Hi there,
I have a couple of issues for which I need your help.
-
The Im2Latex-100K dataset link provided at https://github.com/OpenNMT/OpenNMT-py/blob/v1.2.0/docs/source/im2text.md is broken. If I tried to copy and paste the command provided, it would download an HTML file, not a tar zip file.
-
I found the 2014 OpenNMT-Lua repository which has the proper link to the dataset. But that dataset is not tokenized so we have to preprocess it using the command in OpenNMT-Lua. The main issue arises after preprocessing. The final normalized/tokenized file “formulas.norm.lst” will have more than provided equations i.e. the input file has ~103K equations while the output file has ~104K. While analyzing the issue, I have found that a couple of things are happening over there:
(i) Some equations are not properly normalized. These equations will be missing the final “formulas.norm.lst” file. Instead, we will find a space there. This can be handled.
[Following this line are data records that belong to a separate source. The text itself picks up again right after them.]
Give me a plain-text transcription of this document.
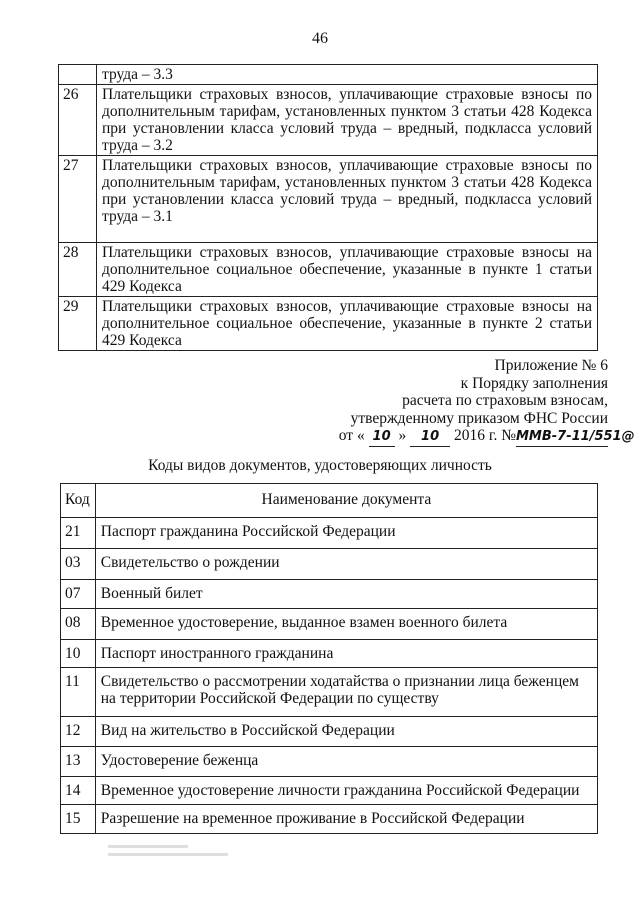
46
	труда – 3.3
26	Плательщики страховых взносов, уплачивающие страховые взносы по дополнительным тарифам, установленных пунктом 3 статьи 428 Кодекса при установлении класса условий труда – вредный, подкласса условий труда – 3.2
27	Плательщики страховых взносов, уплачивающие страховые взносы по дополнительным тарифам, установленных пунктом 3 статьи 428 Кодекса при установлении класса условий труда – вредный, подкласса условий труда – 3.1
28	Плательщики страховых взносов, уплачивающие страховые взносы на дополнительное социальное обеспечение, указанные в пункте 1 статьи 429 Кодекса
29	Плательщики страховых взносов, уплачивающие страховые взносы на дополнительное социальное обеспечение, указанные в пункте 2 статьи 429 Кодекса
Приложение № 6
к Порядку заполнения
расчета по страховым взносам,
утвержденному приказом ФНС России
от « 10 » 10 2016 г. №ММВ-7-11/551@
Коды видов документов, удостоверяющих личность
Код	Наименование документа
21	Паспорт гражданина Российской Федерации
03	Свидетельство о рождении
07	Военный билет
08	Временное удостоверение, выданное взамен военного билета
10	Паспорт иностранного гражданина
11	Свидетельство о рассмотрении ходатайства о признании лица беженцем на территории Российской Федерации по существу
12	Вид на жительство в Российской Федерации
13	Удостоверение беженца
14	Временное удостоверение личности гражданина Российской Федерации
15	Разрешение на временное проживание в Российской Федерации
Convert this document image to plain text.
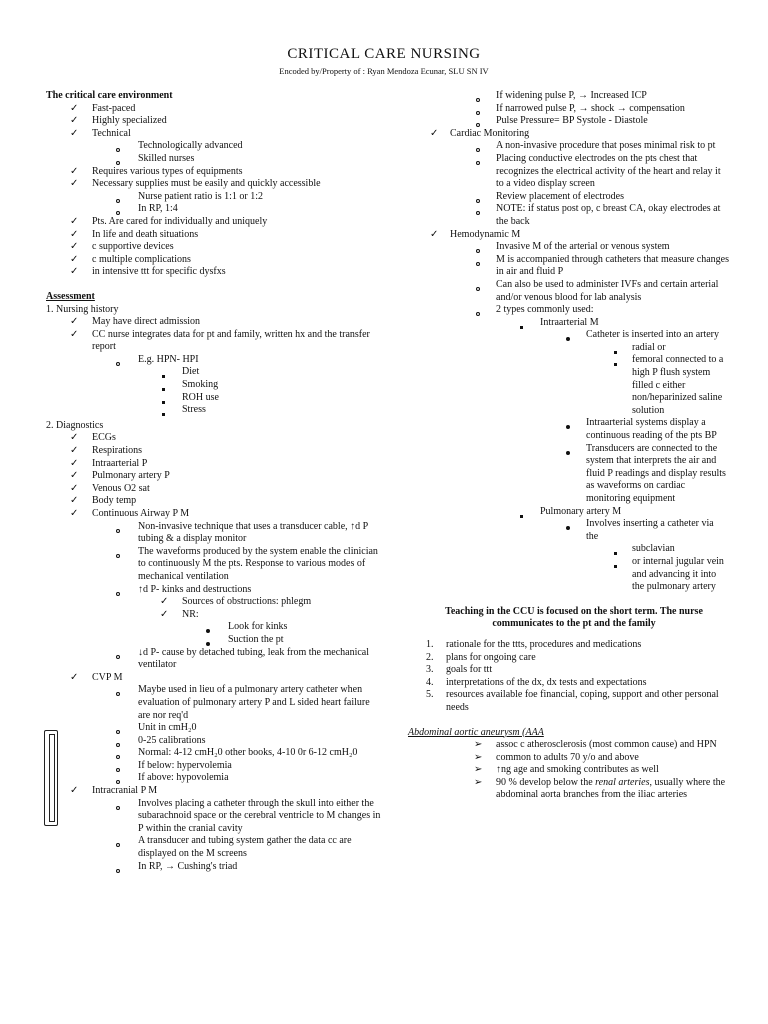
CRITICAL CARE NURSING
Encoded by/Property of : Ryan Mendoza Ecunar, SLU SN IV
The critical care environment
✓ Fast-paced
✓ Highly specialized
✓ Technical
Technologically advanced
Skilled nurses
✓ Requires various types of equipments
✓ Necessary supplies must be easily and quickly accessible
Nurse patient ratio is 1:1 or 1:2
In RP, 1:4
✓ Pts. Are cared for individually and uniquely
✓ In life and death situations
✓ c supportive devices
✓ c multiple complications
✓ in intensive ttt for specific dysfxs
Assessment
1. Nursing history
✓ May have direct admission
✓ CC nurse integrates data for pt and family, written hx and the transfer report
E.g. HPN- HPI
Diet
Smoking
ROH use
Stress
2. Diagnostics
✓ ECGs
✓ Respirations
✓ Intraarterial P
✓ Pulmonary artery P
✓ Venous O2 sat
✓ Body temp
✓ Continuous Airway P M
Non-invasive technique that uses a transducer cable, ↑d P tubing & a display monitor
The waveforms produced by the system enable the clinician to continuously M the pts. Response to various modes of mechanical ventilation
↑d P- kinks and destructions
✓ Sources of obstructions: phlegm
✓ NR:
Look for kinks
Suction the pt
↓d P- cause by detached tubing, leak from the mechanical ventilator
✓ CVP M
Maybe used in lieu of a pulmonary artery catheter when evaluation of pulmonary artery P and L sided heart failure are nor req'd
Unit in cmH₂0
0-25 calibrations
Normal: 4-12 cmH₂0 other books, 4-10 0r 6-12 cmH₂0
If below: hypervolemia
If above: hypovolemia
✓ Intracranial P M
Involves placing a catheter through the skull into either the subarachnoid space or the cerebral ventricle to M changes in P within the cranial cavity
A transducer and tubing system gather the data cc are displayed on the M screens
In RP, → Cushing's triad
If widening pulse P, → Increased ICP
If narrowed pulse P, → shock → compensation
Pulse Pressure= BP Systole - Diastole
✓ Cardiac Monitoring
A non-invasive procedure that poses minimal risk to pt
Placing conductive electrodes on the pts chest that recognizes the electrical activity of the heart and relay it to a video display screen
Review placement of electrodes
NOTE: if status post op, c breast CA, okay electrodes at the back
✓ Hemodynamic M
Invasive M of the arterial or venous system
M is accompanied through catheters that measure changes in air and fluid P
Can also be used to administer IVFs and certain arterial and/or venous blood for lab analysis
2 types commonly used:
Intraarterial M
Catheter is inserted into an artery
radial or
femoral connected to a high P flush system filled c either non/heparinized saline solution
Intraarterial systems display a continuous reading of the pts BP
Transducers are connected to the system that interprets the air and fluid P readings and display results as waveforms on cardiac monitoring equipment
Pulmonary artery M
Involves inserting a catheter via the
subclavian
or internal jugular vein and advancing it into the pulmonary artery
Teaching in the CCU is focused on the short term. The nurse communicates to the pt and the family
1. rationale for the ttts, procedures and medications
2. plans for ongoing care
3. goals for ttt
4. interpretations of the dx, dx tests and expectations
5. resources available foe financial, coping, support and other personal needs
Abdominal aortic aneurysm (AAA
➢ assoc c atherosclerosis (most common cause) and HPN
➢ common to adults 70 y/o and above
➢ ↑ng age and smoking contributes as well
➢ 90 % develop below the renal arteries, usually where the abdominal aorta branches from the iliac arteries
(ii) Some large equations are not properly normalized or not properly written in the final file. Due to this, we can find the spaces as well as the equations broken into separate lines. This creates indexing problems with the train, test, and validation files having eqn_index and respective image_name.
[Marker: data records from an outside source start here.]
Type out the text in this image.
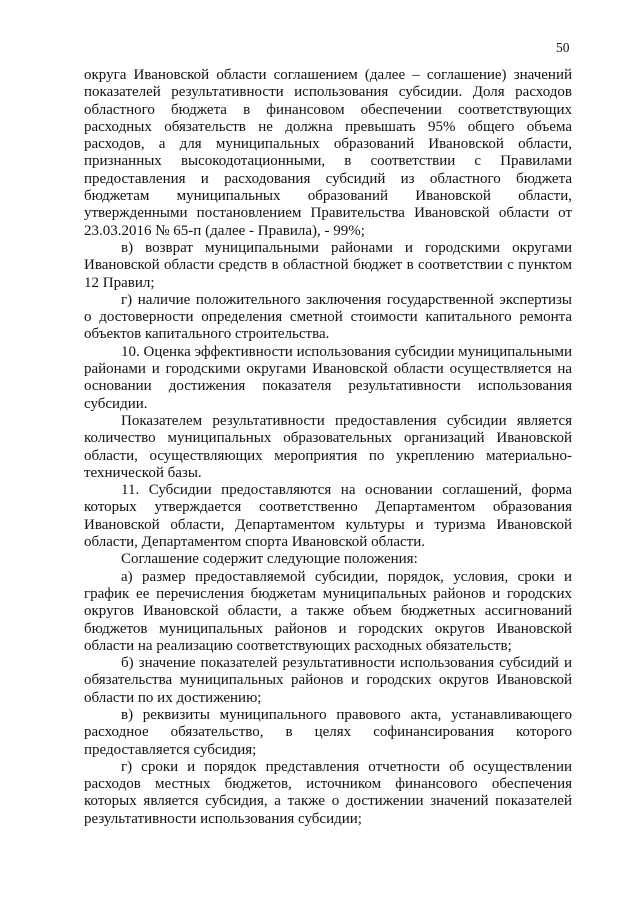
50

округа Ивановской области соглашением (далее – соглашение) значений показателей результативности использования субсидии. Доля расходов областного бюджета в финансовом обеспечении соответствующих расходных обязательств не должна превышать 95% общего объема расходов, а для муниципальных образований Ивановской области, признанных высокодотационными, в соответствии с Правилами предоставления и расходования субсидий из областного бюджета бюджетам муниципальных образований Ивановской области, утвержденными постановлением Правительства Ивановской области от 23.03.2016 № 65-п (далее - Правила), - 99%;

в) возврат муниципальными районами и городскими округами Ивановской области средств в областной бюджет в соответствии с пунктом 12 Правил;

г) наличие положительного заключения государственной экспертизы о достоверности определения сметной стоимости капитального ремонта объектов капитального строительства.

10. Оценка эффективности использования субсидии муниципальными районами и городскими округами Ивановской области осуществляется на основании достижения показателя результативности использования субсидии.

Показателем результативности предоставления субсидии является количество муниципальных образовательных организаций Ивановской области, осуществляющих мероприятия по укреплению материально-технической базы.

11. Субсидии предоставляются на основании соглашений, форма которых утверждается соответственно Департаментом образования Ивановской области, Департаментом культуры и туризма Ивановской области, Департаментом спорта Ивановской области.

Соглашение содержит следующие положения:

а) размер предоставляемой субсидии, порядок, условия, сроки и график ее перечисления бюджетам муниципальных районов и городских округов Ивановской области, а также объем бюджетных ассигнований бюджетов муниципальных районов и городских округов Ивановской области на реализацию соответствующих расходных обязательств;

б) значение показателей результативности использования субсидий и обязательства муниципальных районов и городских округов Ивановской области по их достижению;

в) реквизиты муниципального правового акта, устанавливающего расходное обязательство, в целях софинансирования которого предоставляется субсидия;

г) сроки и порядок представления отчетности об осуществлении расходов местных бюджетов, источником финансового обеспечения которых является субсидия, а также о достижении значений показателей результативности использования субсидии;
For example, in the “formulas.norm.lst” file: at line 156 we will find a blank line. At lines 178, 180, and 181, there are 2 blank lines but only one equation is missing. Rest are shifted without any reason. The equation at line 864 is broken into 4 chunks while putting blank spaces. This means the equations are not properly tokenized by the script in one shot, but rather split down into multiple chunks. Which again creates indexing issues. It is impossible to track these down for 100K+ equations.
May I request you please help me with this? Any help will be appreciated. Thank you!